André Bouler - Artista gesuita Crea moderne vetrate dopo il 1959.
Guillaume Sergent - Curé-dean (dal 1956) Scegli Bouler per il vetro colorato.
Jacques et Mireille Juteau - Vetreria artigianale Eseguire le vetrate di Bouler.

Origine e storia

La chiesa parrocchiale di St.Lawrence, situata nel quartiere Lambézellec di Brest (Finistère), trova le sue origini nel XVI secolo sotto il patrocinio di San Florent, poi sostituito da San Laurent. Nel 1750 fu costruita una prima chiesa, che ospita statuette in legno raffiguranti scene della Natività e dell'Adorazione dei Magi, ispirate ai costumi locali della Restaurazione. Questo edificio danneggiato fu demolito intorno al 1854 per dare il via alla chiesa attuale, progettato dall'architetto Joseph Bigot in uno stile neogotico e completato nel 1865. A quel tempo Lambézellec era ancora un comune indipendente, prima di unirsi a Brest nel 1945.

La chiesa si distingue per la sua costruzione polilitica, utilizzando vari materiali: granito dell'Aber-Ildut per pietre tagliate, keranton per ornamenti, granito quimperois per la freccia, arde di Châteaulin per il tetto, e rubble in gneiss locale. Il suo campanile, distrutto da un guscio americano nel 1944 durante la battaglia di Brest, fu ricostruito tra il 1951 e il 1952 e restaurato nel 2009. Le vetrate, originariamente previste con Max Ingrand, furono infine realizzate da André Bouler, artista gesuita, tra il 1959 e il 1960, in uno stile moderno non-figurativo.

La seconda guerra mondiale segna un punto di svolta per l'edificio. Durante i bombardamenti del 1944, Brest e le sue chiese, tra cui San Lorenzo, subirono gravi danni. La ricostruzione, guidata dalla Société Coopérative de Reconstruction Immobilière des Édifices Religiouses du Finistère sotto l'egida del Ministero della Ricostruzione, risale dal 1948 al 1952. Durante le opere, gli uffici sono celebrati in una vicina "chiesa casa". Il canone Chapalain, parroco dal 1932, desidera una ricostruzione identica, ma il suo successore, Abbé Sergent, opta per le moderne vetrate dopo il suo incontro con André Bouler, ex studente del Collège Sainte-Croix de Quimperlé.
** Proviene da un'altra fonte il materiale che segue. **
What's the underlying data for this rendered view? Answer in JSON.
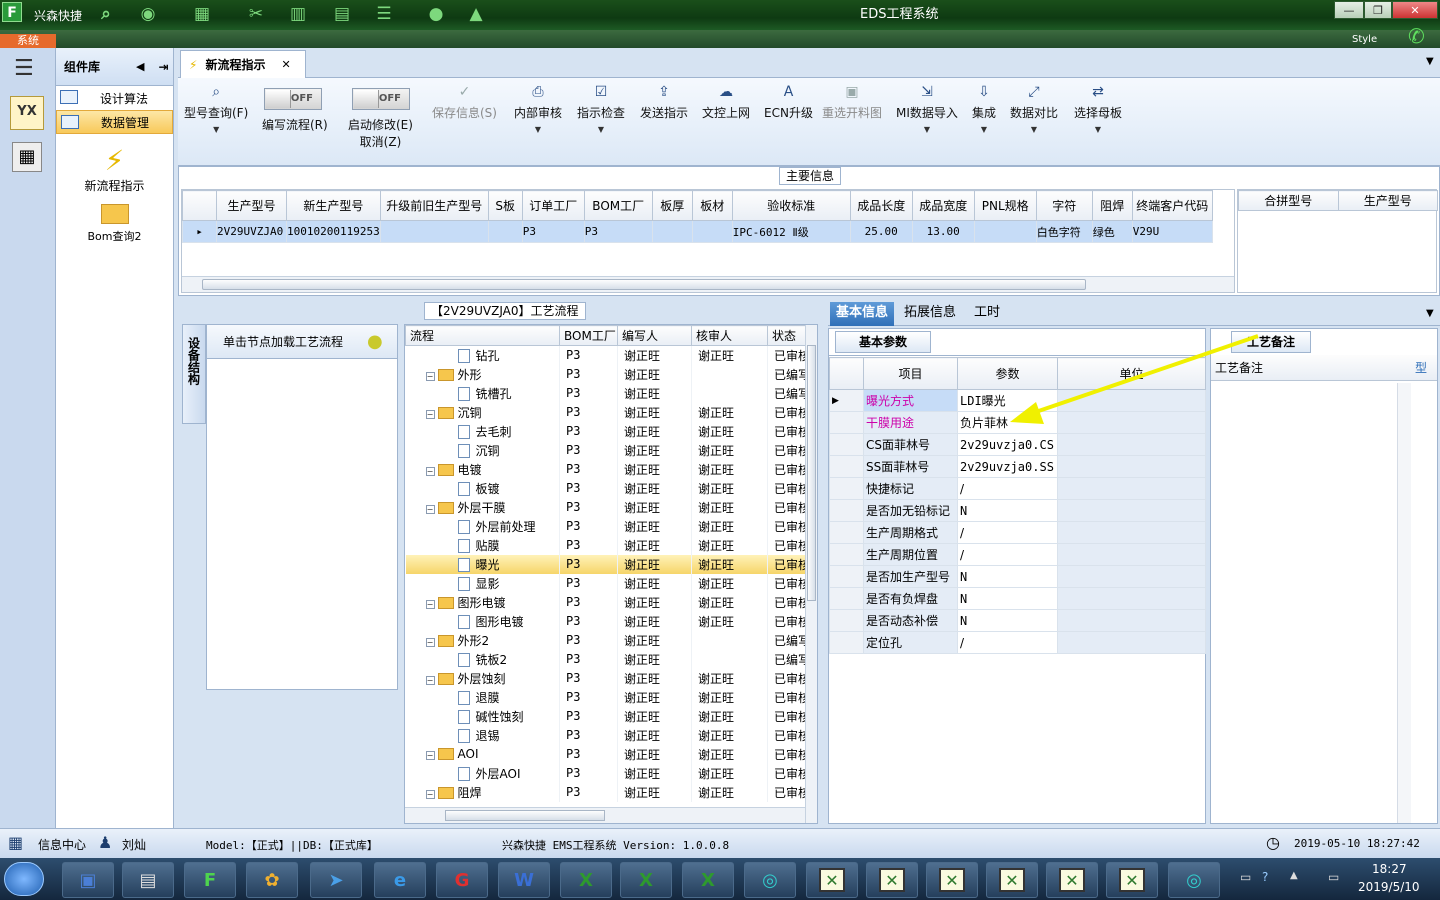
{
  "window": {
    "title": "EDS工程系统",
    "app_name": "兴森快捷",
    "style_label": "Style"
  },
  "colors": {
    "accent_green": "#1a4f1a",
    "selected_row": "#f6d56a",
    "arrow": "#f0f000",
    "highlight_text": "#cc00aa"
  },
  "system_tab": "系统",
  "component_panel": {
    "title": "组件库",
    "items": [
      {
        "label": "设计算法"
      },
      {
        "label": "数据管理"
      }
    ],
    "big_items": [
      {
        "label": "新流程指示"
      },
      {
        "label": "Bom查询2"
      }
    ]
  },
  "doc_tab": {
    "label": "新流程指示"
  },
  "toolbar": {
    "model_query": "型号查询(F)",
    "toggle_off": "OFF",
    "edit_flow": "编写流程(R)",
    "start_modify": "启动修改(E)",
    "cancel": "取消(Z)",
    "save_info": "保存信息(S)",
    "internal_review": "内部审核",
    "instruction_check": "指示检查",
    "send_instruction": "发送指示",
    "doc_upload": "文控上网",
    "ecn_upgrade": "ECN升级",
    "reselect_material": "重选开料图",
    "mi_import": "MI数据导入",
    "integrate": "集成",
    "data_compare": "数据对比",
    "select_mother": "选择母板"
  },
  "main_info": {
    "title": "主要信息",
    "headers": [
      "生产型号",
      "新生产型号",
      "升级前旧生产型号",
      "S板",
      "订单工厂",
      "BOM工厂",
      "板厚",
      "板材",
      "验收标准",
      "成品长度",
      "成品宽度",
      "PNL规格",
      "字符",
      "阻焊",
      "终端客户代码"
    ],
    "row": [
      "2V29UVZJA0",
      "10010200119253",
      "",
      "",
      "P3",
      "P3",
      "",
      "",
      "IPC-6012 Ⅱ级",
      "25.00",
      "13.00",
      "",
      "白色字符",
      "绿色",
      "V29U"
    ],
    "side_headers": [
      "合拼型号",
      "生产型号"
    ]
  },
  "side_tab": "设备结构",
  "node_panel": {
    "label": "单击节点加载工艺流程"
  },
  "flow": {
    "title": "【2V29UVZJA0】工艺流程",
    "headers": [
      "流程",
      "BOM工厂",
      "编写人",
      "核审人",
      "状态"
    ],
    "rows": [
      {
        "name": "钻孔",
        "level": 1,
        "bom": "P3",
        "writer": "谢正旺",
        "reviewer": "谢正旺",
        "status": "已审核"
      },
      {
        "name": "外形",
        "level": 0,
        "bom": "P3",
        "writer": "谢正旺",
        "reviewer": "",
        "status": "已编写"
      },
      {
        "name": "铣槽孔",
        "level": 1,
        "bom": "P3",
        "writer": "谢正旺",
        "reviewer": "",
        "status": "已编写"
      },
      {
        "name": "沉铜",
        "level": 0,
        "bom": "P3",
        "writer": "谢正旺",
        "reviewer": "谢正旺",
        "status": "已审核"
      },
      {
        "name": "去毛刺",
        "level": 1,
        "bom": "P3",
        "writer": "谢正旺",
        "reviewer": "谢正旺",
        "status": "已审核"
      },
      {
        "name": "沉铜",
        "level": 1,
        "bom": "P3",
        "writer": "谢正旺",
        "reviewer": "谢正旺",
        "status": "已审核"
      },
      {
        "name": "电镀",
        "level": 0,
        "bom": "P3",
        "writer": "谢正旺",
        "reviewer": "谢正旺",
        "status": "已审核"
      },
      {
        "name": "板镀",
        "level": 1,
        "bom": "P3",
        "writer": "谢正旺",
        "reviewer": "谢正旺",
        "status": "已审核"
      },
      {
        "name": "外层干膜",
        "level": 0,
        "bom": "P3",
        "writer": "谢正旺",
        "reviewer": "谢正旺",
        "status": "已审核"
      },
      {
        "name": "外层前处理",
        "level": 1,
        "bom": "P3",
        "writer": "谢正旺",
        "reviewer": "谢正旺",
        "status": "已审核"
      },
      {
        "name": "贴膜",
        "level": 1,
        "bom": "P3",
        "writer": "谢正旺",
        "reviewer": "谢正旺",
        "status": "已审核"
      },
      {
        "name": "曝光",
        "level": 1,
        "bom": "P3",
        "writer": "谢正旺",
        "reviewer": "谢正旺",
        "status": "已审核",
        "selected": true
      },
      {
        "name": "显影",
        "level": 1,
        "bom": "P3",
        "writer": "谢正旺",
        "reviewer": "谢正旺",
        "status": "已审核"
      },
      {
        "name": "图形电镀",
        "level": 0,
        "bom": "P3",
        "writer": "谢正旺",
        "reviewer": "谢正旺",
        "status": "已审核"
      },
      {
        "name": "图形电镀",
        "level": 1,
        "bom": "P3",
        "writer": "谢正旺",
        "reviewer": "谢正旺",
        "status": "已审核"
      },
      {
        "name": "外形2",
        "level": 0,
        "bom": "P3",
        "writer": "谢正旺",
        "reviewer": "",
        "status": "已编写"
      },
      {
        "name": "铣板2",
        "level": 1,
        "bom": "P3",
        "writer": "谢正旺",
        "reviewer": "",
        "status": "已编写"
      },
      {
        "name": "外层蚀刻",
        "level": 0,
        "bom": "P3",
        "writer": "谢正旺",
        "reviewer": "谢正旺",
        "status": "已审核"
      },
      {
        "name": "退膜",
        "level": 1,
        "bom": "P3",
        "writer": "谢正旺",
        "reviewer": "谢正旺",
        "status": "已审核"
      },
      {
        "name": "碱性蚀刻",
        "level": 1,
        "bom": "P3",
        "writer": "谢正旺",
        "reviewer": "谢正旺",
        "status": "已审核"
      },
      {
        "name": "退锡",
        "level": 1,
        "bom": "P3",
        "writer": "谢正旺",
        "reviewer": "谢正旺",
        "status": "已审核"
      },
      {
        "name": "AOI",
        "level": 0,
        "bom": "P3",
        "writer": "谢正旺",
        "reviewer": "谢正旺",
        "status": "已审核"
      },
      {
        "name": "外层AOI",
        "level": 1,
        "bom": "P3",
        "writer": "谢正旺",
        "reviewer": "谢正旺",
        "status": "已审核"
      },
      {
        "name": "阻焊",
        "level": 0,
        "bom": "P3",
        "writer": "谢正旺",
        "reviewer": "谢正旺",
        "status": "已审核"
      }
    ]
  },
  "right_tabs": [
    "基本信息",
    "拓展信息",
    "工时"
  ],
  "params": {
    "subtab": "基本参数",
    "headers": [
      "项目",
      "参数",
      "单位"
    ],
    "rows": [
      {
        "item": "曝光方式",
        "value": "LDI曝光",
        "hl": true
      },
      {
        "item": "干膜用途",
        "value": "负片菲林",
        "hl": true
      },
      {
        "item": "CS面菲林号",
        "value": "2v29uvzja0.CS"
      },
      {
        "item": "SS面菲林号",
        "value": "2v29uvzja0.SS"
      },
      {
        "item": "快捷标记",
        "value": "/"
      },
      {
        "item": "是否加无铅标记",
        "value": "N"
      },
      {
        "item": "生产周期格式",
        "value": "/"
      },
      {
        "item": "生产周期位置",
        "value": "/"
      },
      {
        "item": "是否加生产型号",
        "value": "N"
      },
      {
        "item": "是否有负焊盘",
        "value": "N"
      },
      {
        "item": "是否动态补偿",
        "value": "N"
      },
      {
        "item": "定位孔",
        "value": "/"
      }
    ]
  },
  "notes": {
    "tab": "工艺备注",
    "header": "工艺备注",
    "header2": "型"
  },
  "status": {
    "info_center": "信息中心",
    "user": "刘灿",
    "model_db": "Model:【正式】||DB:【正式库】",
    "version": "兴森快捷 EMS工程系统 Version: 1.0.0.8",
    "datetime": "2019-05-10 18:27:42"
  },
  "taskbar": {
    "time": "18:27",
    "date": "2019/5/10"
  }
}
Le vetrate di André Bouler, eseguite dagli artigiani Jacques e Mireille Juteau, ruotano intorno a due temi: l'agiografia di Saint Laurent e l'illuminazione della chiesa a luce. Il rosso, simbolo del martirio del santo e dell'amore divino, domina, accompagnato dal blu. Delle sessantadue finestre pianificate, tredici rimangono senza finestre ad oggi. Il progetto iniziale di Max Ingrand, artista noto per il suo lavoro a Notre-Dame de Paris o nella Cattedrale di Strasburgo, fu abbandonato dopo la morte del Cappellano Canonico nel 1956 e l'arrivo di Abbé Sergent.
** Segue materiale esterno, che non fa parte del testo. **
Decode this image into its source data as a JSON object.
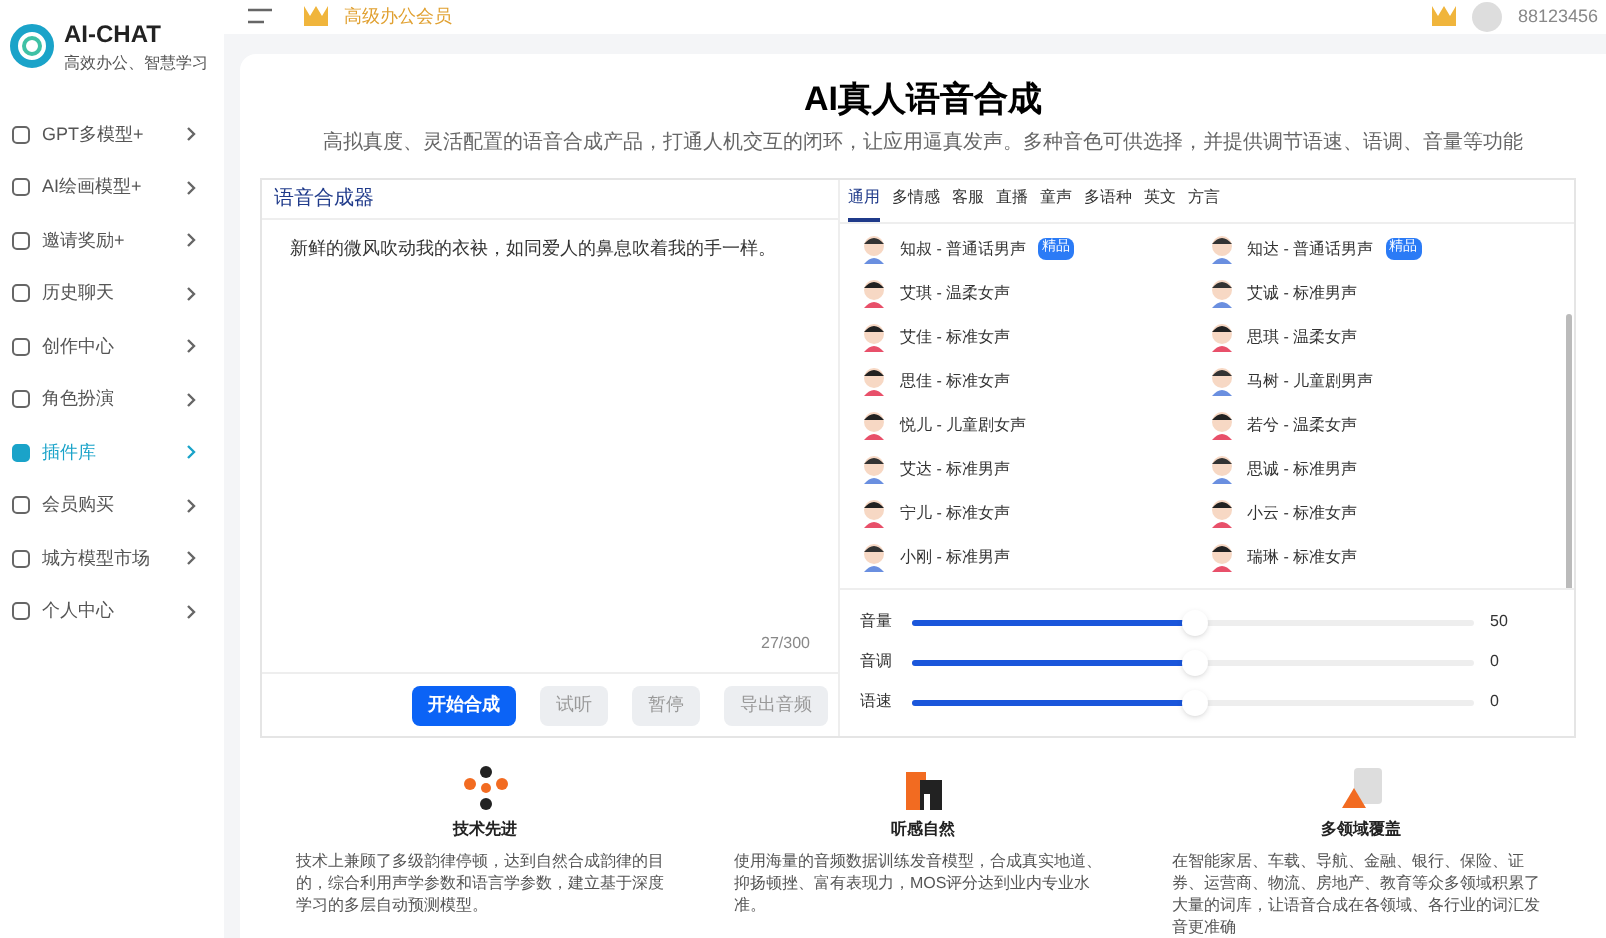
{
  "brand": {
    "name": "AI-CHAT",
    "tagline": "高效办公、智慧学习"
  },
  "sidebar": {
    "items": [
      {
        "label": "GPT多模型+",
        "selected": false
      },
      {
        "label": "AI绘画模型+",
        "selected": false
      },
      {
        "label": "邀请奖励+",
        "selected": false
      },
      {
        "label": "历史聊天",
        "selected": false
      },
      {
        "label": "创作中心",
        "selected": false
      },
      {
        "label": "角色扮演",
        "selected": false
      },
      {
        "label": "插件库",
        "selected": true
      },
      {
        "label": "会员购买",
        "selected": false
      },
      {
        "label": "城方模型市场",
        "selected": false
      },
      {
        "label": "个人中心",
        "selected": false
      }
    ]
  },
  "top_bar": {
    "membership": "高级办公会员",
    "username": "88123456"
  },
  "page": {
    "title": "AI真人语音合成",
    "subtitle": "高拟真度、灵活配置的语音合成产品，打通人机交互的闭环，让应用逼真发声。多种音色可供选择，并提供调节语速、语调、音量等功能"
  },
  "synth": {
    "title": "语音合成器",
    "text": "新鲜的微风吹动我的衣袂，如同爱人的鼻息吹着我的手一样。",
    "count": "27/300",
    "buttons": [
      {
        "label": "开始合成",
        "disabled": false
      },
      {
        "label": "试听",
        "disabled": true
      },
      {
        "label": "暂停",
        "disabled": true
      },
      {
        "label": "导出音频",
        "disabled": true
      }
    ]
  },
  "voice_tabs": [
    {
      "label": "通用",
      "selected": true
    },
    {
      "label": "多情感",
      "selected": false
    },
    {
      "label": "客服",
      "selected": false
    },
    {
      "label": "直播",
      "selected": false
    },
    {
      "label": "童声",
      "selected": false
    },
    {
      "label": "多语种",
      "selected": false
    },
    {
      "label": "英文",
      "selected": false
    },
    {
      "label": "方言",
      "selected": false
    }
  ],
  "voices": [
    {
      "name": "知叔 - 普通话男声",
      "kind": "male",
      "badge": "精品"
    },
    {
      "name": "知达 - 普通话男声",
      "kind": "male",
      "badge": "精品"
    },
    {
      "name": "艾琪 - 温柔女声",
      "kind": "female"
    },
    {
      "name": "艾诚 - 标准男声",
      "kind": "male"
    },
    {
      "name": "艾佳 - 标准女声",
      "kind": "female"
    },
    {
      "name": "思琪 - 温柔女声",
      "kind": "female"
    },
    {
      "name": "思佳 - 标准女声",
      "kind": "female"
    },
    {
      "name": "马树 - 儿童剧男声",
      "kind": "male"
    },
    {
      "name": "悦儿 - 儿童剧女声",
      "kind": "female"
    },
    {
      "name": "若兮 - 温柔女声",
      "kind": "female"
    },
    {
      "name": "艾达 - 标准男声",
      "kind": "male"
    },
    {
      "name": "思诚 - 标准男声",
      "kind": "male"
    },
    {
      "name": "宁儿 - 标准女声",
      "kind": "female"
    },
    {
      "name": "小云 - 标准女声",
      "kind": "female"
    },
    {
      "name": "小刚 - 标准男声",
      "kind": "male"
    },
    {
      "name": "瑞琳 - 标准女声",
      "kind": "female"
    }
  ],
  "sliders": [
    {
      "label": "音量",
      "level": 0.5,
      "reading": "50"
    },
    {
      "label": "音调",
      "level": 0.5,
      "reading": "0"
    },
    {
      "label": "语速",
      "level": 0.5,
      "reading": "0"
    }
  ],
  "features": [
    {
      "kind": "tech",
      "title": "技术先进",
      "text": "技术上兼顾了多级韵律停顿，达到自然合成韵律的目的，综合利用声学参数和语言学参数，建立基于深度学习的多层自动预测模型。"
    },
    {
      "kind": "natural",
      "title": "听感自然",
      "text": "使用海量的音频数据训练发音模型，合成真实地道、抑扬顿挫、富有表现力，MOS评分达到业内专业水准。"
    },
    {
      "kind": "coverage",
      "title": "多领域覆盖",
      "text": "在智能家居、车载、导航、金融、银行、保险、证券、运营商、物流、房地产、教育等众多领域积累了大量的词库，让语音合成在各领域、各行业的词汇发音更准确"
    }
  ]
}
La chiesa Saint-Laurent incarna così una sintesi tra patrimonio storico, ricostruzione post-conflitto e innovazione artistica. La sua architettura neogotica, i materiali locali e le vetrate contemporanee lo rendono una testimonianza unica della storia religiosa e culturale di Brest e della sua regione.